I enjoy the chaos at the start of a new project. For many people, the chaos is extremely uncomfortable. The uncertainty of how the chaos will shake out and become order, it if will become order, causes them angst. Not me. I am comfortable being uncomfortable. I am comfortable not knowing if a new undertaking will progress, let alone have any chance of coming to a successful conclusion, I am comfortable not knowing how to take the next step on the project. For me, this unknown period is when I find myself being the most creative.
I thrive on herding cats. I feed off the electric energy, the nervous energy, that radiates from a team at the beginning of a project. I find it especially exciting when the activity being undertaken is brand new, is charting new territories, is not a variation on a theme. I never get bored when leading one of these endeavors as it makes use of one of my skills, the ability to help breathe order into chaos.

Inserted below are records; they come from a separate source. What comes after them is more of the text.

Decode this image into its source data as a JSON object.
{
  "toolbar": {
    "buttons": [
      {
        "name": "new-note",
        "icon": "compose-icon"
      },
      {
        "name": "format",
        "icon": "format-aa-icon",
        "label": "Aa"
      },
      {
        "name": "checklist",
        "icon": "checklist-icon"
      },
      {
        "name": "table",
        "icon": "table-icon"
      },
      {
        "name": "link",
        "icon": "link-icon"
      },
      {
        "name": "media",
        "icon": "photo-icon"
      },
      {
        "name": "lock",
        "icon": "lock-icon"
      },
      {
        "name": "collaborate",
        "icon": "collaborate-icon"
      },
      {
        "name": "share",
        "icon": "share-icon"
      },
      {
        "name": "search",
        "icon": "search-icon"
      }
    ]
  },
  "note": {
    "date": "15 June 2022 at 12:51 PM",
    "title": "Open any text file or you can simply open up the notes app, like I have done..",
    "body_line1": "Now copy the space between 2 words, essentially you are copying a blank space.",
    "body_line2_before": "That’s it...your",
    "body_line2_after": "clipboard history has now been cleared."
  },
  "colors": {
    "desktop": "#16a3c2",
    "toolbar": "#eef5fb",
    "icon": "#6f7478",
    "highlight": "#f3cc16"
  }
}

I am generally interested into a project up until that point that I am able to help the team move to a place of relative harmony. Once, the celestial beings, the sun, the moon and the stars have come into alignment, once the sailing becomes smooth, I begin to lose interest. If the waters are calm for long, I become completely disinterested, have trouble focusing on the task at hand. I have work friends who get the most fun out of leading teams through the middle of a project when the extreme chaos has been eliminated while others love taking a project down the final stretch and seeing it through to completion. Both of those scenarios bore me and I find myself seeking out new adventures to start. I become completely by the beginnings. The middle and ending phases of the project are equally important. It's just that they don't keep my juices flowing. My mind, when thinking about those phases, finds itself dried of any creative output.
The other beginnings that completely consume my focus is starting a new hobby or other such activity. I have had many hobbies over the years. Some last many years such as my hobby of refereeing soccer. Others are fleeting like the few weeks I was interested in the stock market. I have become adept at photography and can talk to you about f-stops, depth of field, film types, and the rule of thirds. I can craft custom handles for knives with a variety of exotic woods and other accoutrements, pick out the best steel for a blade, create the sheath from leather, carve designs into the sheath, and dye it. I know lots of facts and have many skills gleaned from my hobbies with backpacking, cycling, creative writing, coaching soccer, growing plants, mountain biking racing, etc.
When I start a hobby, I read voraciously on the subject. I dig for data in books, magazines, the internet, anywhere I can get a tidbit of information. Then I start doing. I do until I become proficient, sometimes really good. I sold a number of the photographs I took back in the 1980s. Once I'm proficient, my interest begins to wane. I never keep at anything long enough to become a true expert, never practice a skill long enough to be considered a true craftsman. I think it's because, the rate of learning for time spent on a hobby diminishes rapidly. In the beginning, a little investment of my time yields great knowledge. Toward the end it's the complete opposite and a lot of time investment yields minor gains in knowledge. Because of the diminishing returns, I will never have achieve the depth of knowledge necessary to earn PHD degree.
Sometimes, I find it frustrating that I am wired up in such a way that I will always be a generalist and will never have the extent of skill/knowledge it takes to be craftsman/expert on any one subject. However, most times, I am content that I am and always will be a generalist, a person with broad knowledge over many subject areas. I like being competent in many different facets of life.